Yatmadan Önce Zamanı Koruyun ve Uyumadan Önce Rahatlayın
Yatmadan hemen önce de genellikle rahatlatıcı bir aktivite önerilir. Bu, duş almayı veya banyo yapmayı veya kitap okumayı (yatak dışında bir yerde) içerebilir. Sakin, rahatlatıcı bir aktivite, vücudu uykuya hazırlamaya ve genel uyku verimliliğini artırmaya yardımcı olabilir.
Yatmak İçin Mükemmel Zamanı Nasıl Seçersiniz?Uykunuzu Geliştirmek için Uyku Konsolidasyonunu Düşünün
Son olarak, her şey başarısız olursa, uyku kısıtlaması veya uyku konsolidasyonu gözlemlenerek uyku iyileştirilebilir. Uyku ihtiyaçlarınızı daha iyi yansıtmak için yatakta geçirdiğiniz zamanı azaltarak, aslında yatakta daha fazla zaman geçireceksiniz. Bu, sabit bir uyanma zamanı gözlemleyerek ve yatma zamanını geciktirerek elde edilebilir.Çoğunlukla yatakta toplam süreyi 6 veya 7 saat ile sınırlamak yararlıdır. Bu değişikliğin faydalarının ortaya çıkması birkaç gün alabilir. Gündüz uyku hali ortaya çıkarsa, uyku ihtiyaçları tamamen karşılanana kadar toplam yatak süresi kademeli olarak uzatılabilir. Bu değişiklikleri bir uyku tıbbı uzmanının rehberliğinde yapmak en iyisi olabilir.

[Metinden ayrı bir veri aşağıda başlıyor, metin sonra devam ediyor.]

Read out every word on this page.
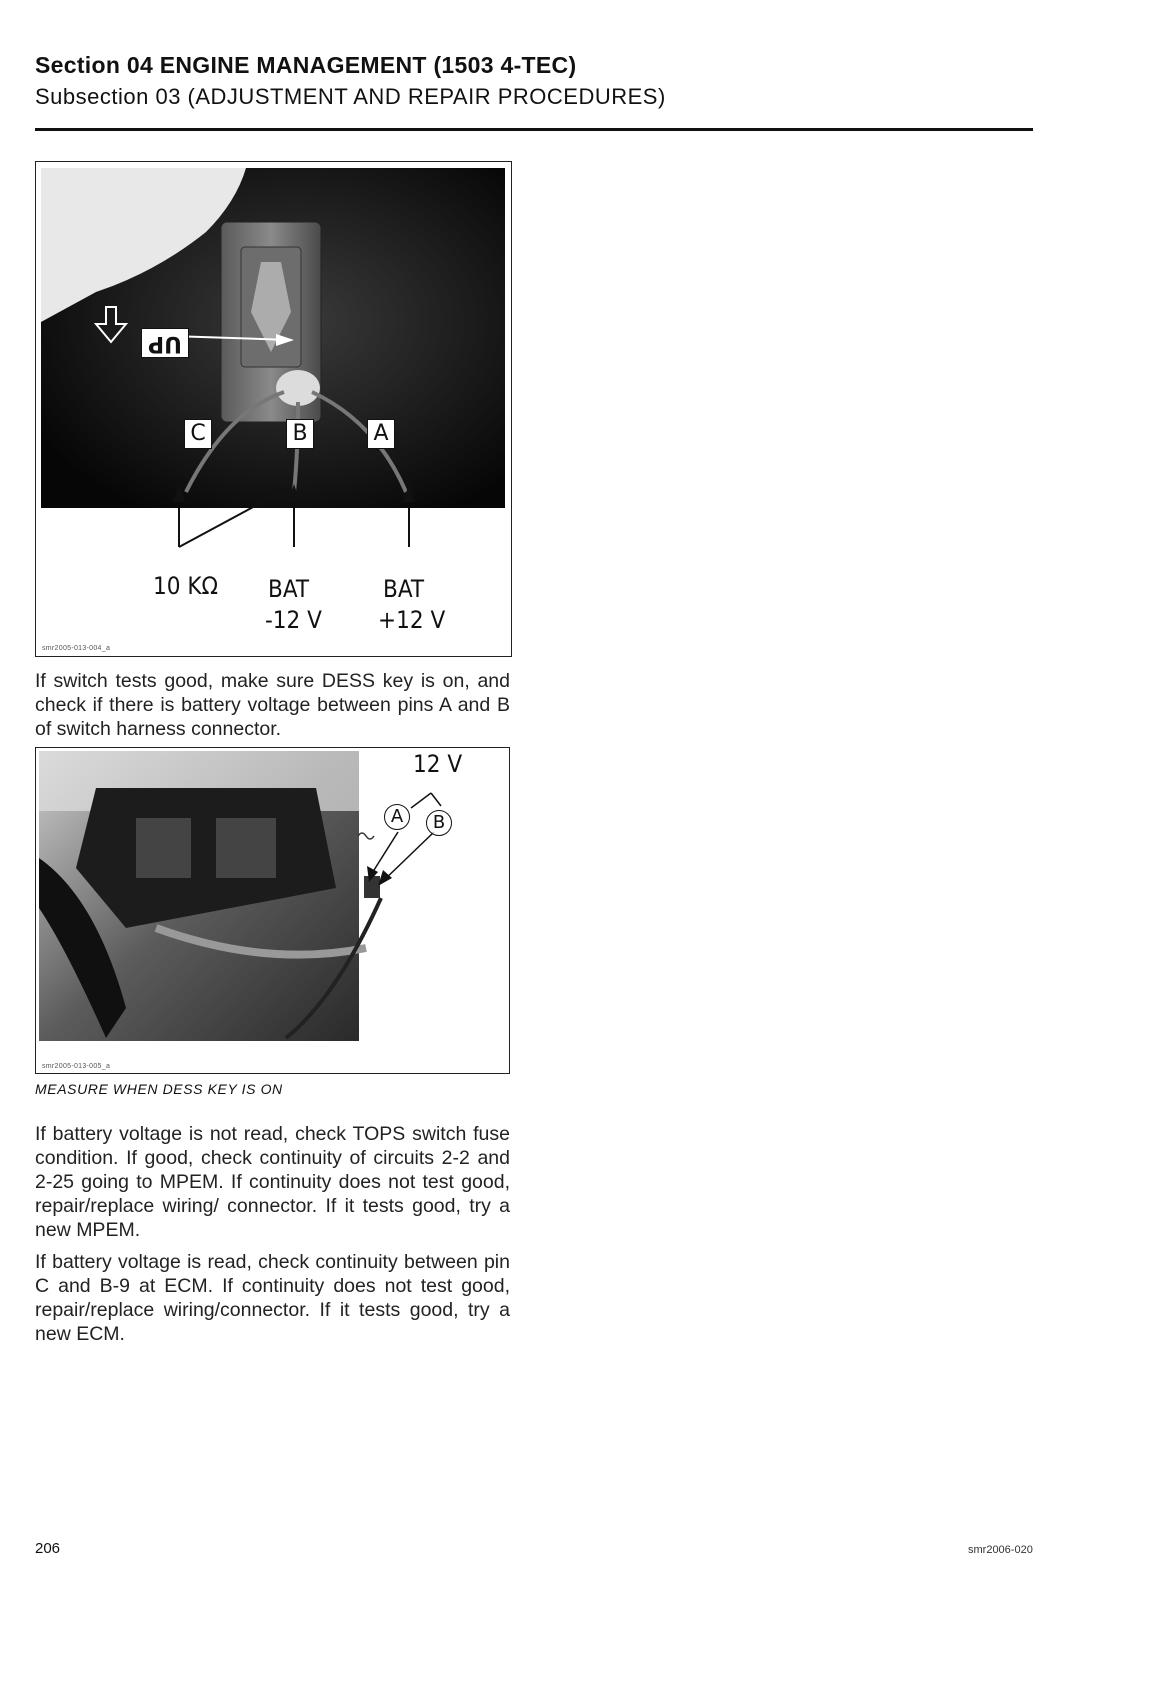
Section 04 ENGINE MANAGEMENT (1503 4-TEC)
Subsection 03 (ADJUSTMENT AND REPAIR PROCEDURES)
UP
C	B	A
10 KΩ BAT
-12 V
BAT
+12 V
smr2005-013-004_a
If switch tests good, make sure DESS key is on, and check if there is battery voltage between pins A and B of switch harness connector.
12 V
A	B
smr2005-013-005_a
MEASURE WHEN DESS KEY IS ON
If battery voltage is not read, check TOPS switch fuse condition. If good, check continuity of circuits 2-2 and 2-25 going to MPEM. If continuity does not test good, repair/replace wiring/ connector. If it tests good, try a new MPEM.
If battery voltage is read, check continuity between pin C and B-9 at ECM. If continuity does not test good, repair/replace wiring/connector. If it tests good, try a new ECM.
206	smr2006-020
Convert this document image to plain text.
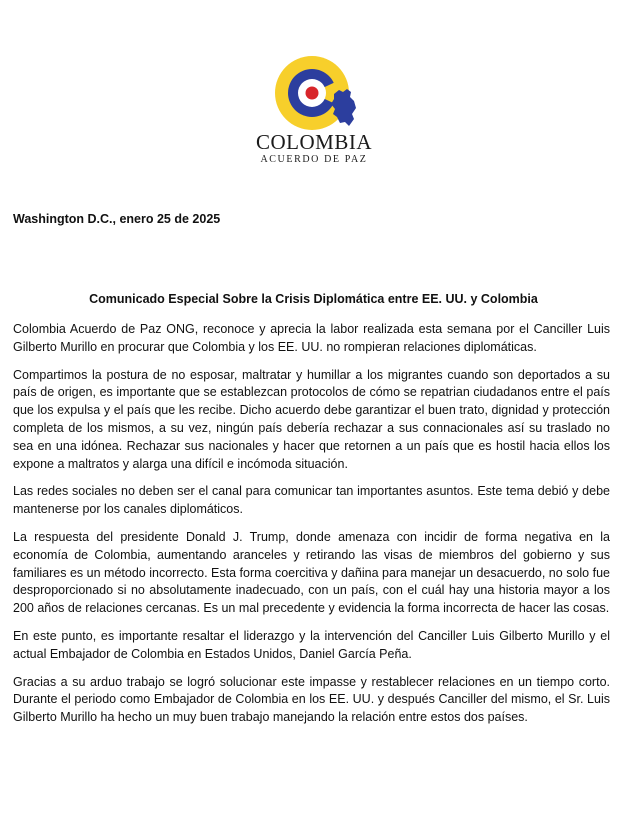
COLOMBIA
ACUERDO DE PAZ
Washington D.C., enero 25 de 2025
Comunicado Especial Sobre la Crisis Diplomática entre EE. UU. y Colombia

Colombia Acuerdo de Paz ONG, reconoce y aprecia la labor realizada esta semana por el Canciller Luis Gilberto Murillo en procurar que Colombia y los EE. UU. no rompieran relaciones diplomáticas.

Compartimos la postura de no esposar, maltratar y humillar a los migrantes cuando son deportados a su país de origen, es importante que se establezcan protocolos de cómo se repatrian ciudadanos entre el país que los expulsa y el país que les recibe. Dicho acuerdo debe garantizar el buen trato, dignidad y protección completa de los mismos, a su vez, ningún país debería rechazar a sus connacionales así su traslado no sea en una idónea. Rechazar sus nacionales y hacer que retornen a un país que es hostil hacia ellos los expone a maltratos y alarga una difícil e incómoda situación.

Las redes sociales no deben ser el canal para comunicar tan importantes asuntos. Este tema debió y debe mantenerse por los canales diplomáticos.

La respuesta del presidente Donald J. Trump, donde amenaza con incidir de forma negativa en la economía de Colombia, aumentando aranceles y retirando las visas de miembros del gobierno y sus familiares es un método incorrecto. Esta forma coercitiva y dañina para manejar un desacuerdo, no solo fue desproporcionado si no absolutamente inadecuado, con un país, con el cuál hay una historia mayor a los 200 años de relaciones cercanas. Es un mal precedente y evidencia la forma incorrecta de hacer las cosas.

En este punto, es importante resaltar el liderazgo y la intervención del Canciller Luis Gilberto Murillo y el actual Embajador de Colombia en Estados Unidos, Daniel García Peña.

Gracias a su arduo trabajo se logró solucionar este impasse y restablecer relaciones en un tiempo corto. Durante el periodo como Embajador de Colombia en los EE. UU. y después Canciller del mismo, el Sr. Luis Gilberto Murillo ha hecho un muy buen trabajo manejando la relación entre estos dos países.
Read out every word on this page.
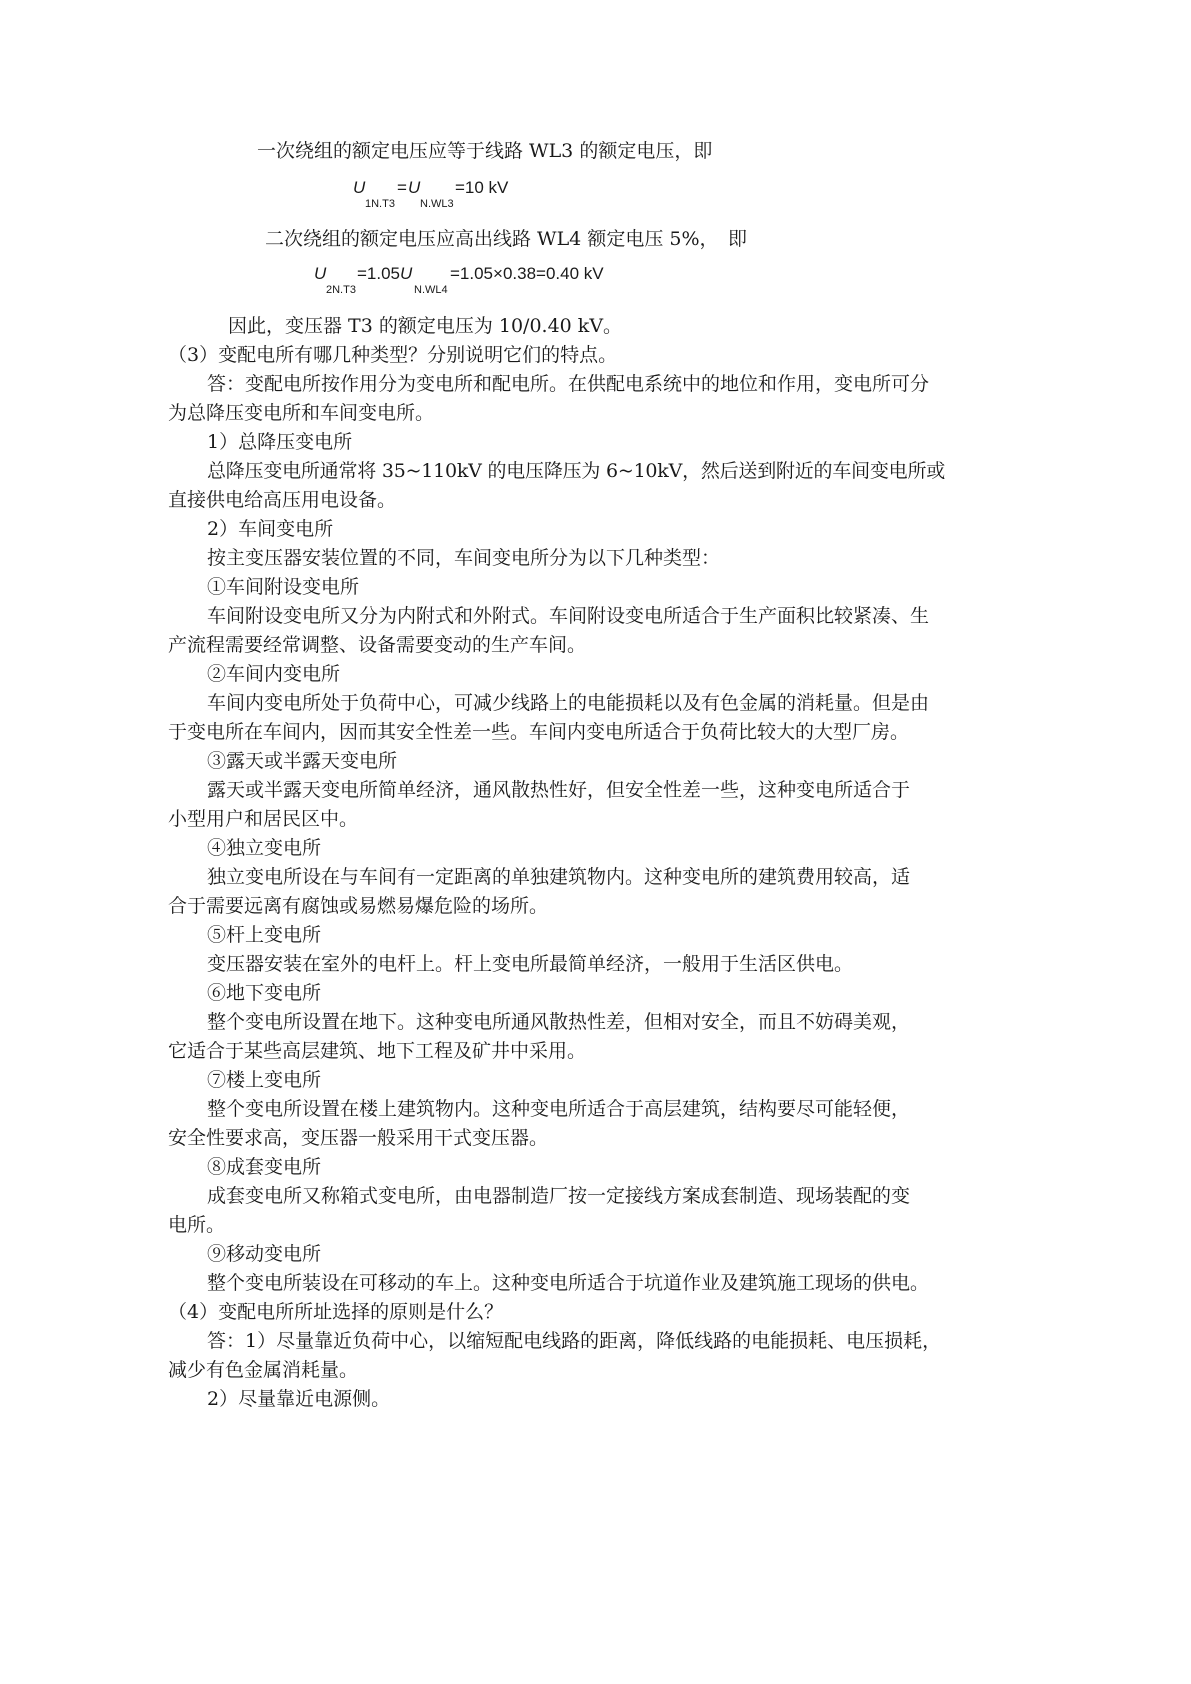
一次绕组的额定电压应等于线路 WL3 的额定电压，即
U
1N.T3
= U
N.WL3
=10 kV
二次绕组的额定电压应高出线路 WL4 额定电压 5%，　即
U
2N.T3
=1.05 U
N.WL4
=1.05×0.38=0.40 kV
因此，变压器 T3 的额定电压为 10/0.40 kV。
（3）变配电所有哪几种类型？分别说明它们的特点。
答：变配电所按作用分为变电所和配电所。在供配电系统中的地位和作用，变电所可分
为总降压变电所和车间变电所。
1）总降压变电所
总降压变电所通常将 35~110kV 的电压降压为 6~10kV，然后送到附近的车间变电所或
直接供电给高压用电设备。
2）车间变电所
按主变压器安装位置的不同，车间变电所分为以下几种类型：
①车间附设变电所
车间附设变电所又分为内附式和外附式。车间附设变电所适合于生产面积比较紧凑、生
产流程需要经常调整、设备需要变动的生产车间。
②车间内变电所
车间内变电所处于负荷中心，可减少线路上的电能损耗以及有色金属的消耗量。但是由
于变电所在车间内，因而其安全性差一些。车间内变电所适合于负荷比较大的大型厂房。
③露天或半露天变电所
露天或半露天变电所简单经济，通风散热性好，但安全性差一些，这种变电所适合于
小型用户和居民区中。
④独立变电所
独立变电所设在与车间有一定距离的单独建筑物内。这种变电所的建筑费用较高，适
合于需要远离有腐蚀或易燃易爆危险的场所。
⑤杆上变电所
变压器安装在室外的电杆上。杆上变电所最简单经济，一般用于生活区供电。
⑥地下变电所
整个变电所设置在地下。这种变电所通风散热性差，但相对安全，而且不妨碍美观，
它适合于某些高层建筑、地下工程及矿井中采用。
⑦楼上变电所
整个变电所设置在楼上建筑物内。这种变电所适合于高层建筑，结构要尽可能轻便，
安全性要求高，变压器一般采用干式变压器。
⑧成套变电所
成套变电所又称箱式变电所，由电器制造厂按一定接线方案成套制造、现场装配的变
电所。
⑨移动变电所
整个变电所装设在可移动的车上。这种变电所适合于坑道作业及建筑施工现场的供电。
（4）变配电所所址选择的原则是什么？
答：1）尽量靠近负荷中心，以缩短配电线路的距离，降低线路的电能损耗、电压损耗，
减少有色金属消耗量。
2）尽量靠近电源侧。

Geceleri Stres ve Yarış Düşünceleri Nasıl Azaltılır?Verywell'den Bir Söz
Yetersiz uyku verimliliği veya uykusuzlukla mücadele ediyorsanız, daha fazla yardım için bize ulaşın. CBTI ile tedavi oldukça etkili olabilir. Kendi yan etkileri olabilen uyku haplarının uzun süreli kullanımından kaçınmak mümkündür. Gerekirse, kurul onaylı bir uyku doktorunun değerlendirmesini isteyin.